Als Meeresforscher ein im zweiten Weltkrieg gesunkenes Schiff entdecken und bergen, können sie nicht ahnen, welche Gefahren sie damit heraufbeschwören. Denn in dem Wrack befindet sich ein Wesen, das nur ein Ziel kennt: zu töten. Mit der Überführung des Schiffes nach Boston beginnt für die Bewohner der Stadt eine Phase des Schreckens. Bizarre Morde, verstümmelte Leichen und kryptische Zeichen halten die Polizei in Atem, und alles scheint auf eine Verbindung zwischen den Gewalttaten und dem Wrack hinzudeuten. Bei ihren Ermittlungen stoßen die Kriminalbeamten auf ein Geheimnis das weit in die Vergangenheit zurückreicht.

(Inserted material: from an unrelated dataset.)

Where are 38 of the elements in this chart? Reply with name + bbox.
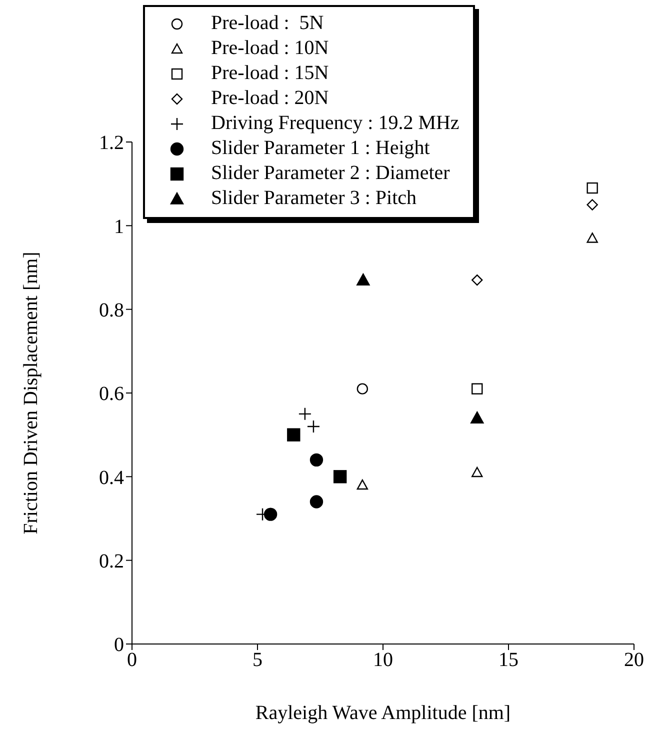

Ich hab wirklich ewig gebraucht. Das liegt allerdings nicht daran, dass es ein schlechtes Buch ist. Gut, stellenweise scheint es etwas langatmit zu sein, allerdings ist jede einzelne Seite für das Verständnis des Lesers wichtig. Ich hatte schlichtweg zu wenig Zeit um es in einem Rutsch durchzulesen aber es hat sich gelohnt. Stellenweise ist es auch ziemlich traurig, sodass man Mitleid mit den Protagonisten bekommt und auch das Ende ist anders, als man es vielleicht gewöhnt ist.
Wirklich, ein Happy End ist es nicht.
Alles in allem aber dennoch ein gutes Buch, das ich nur weiter empfehlen kann.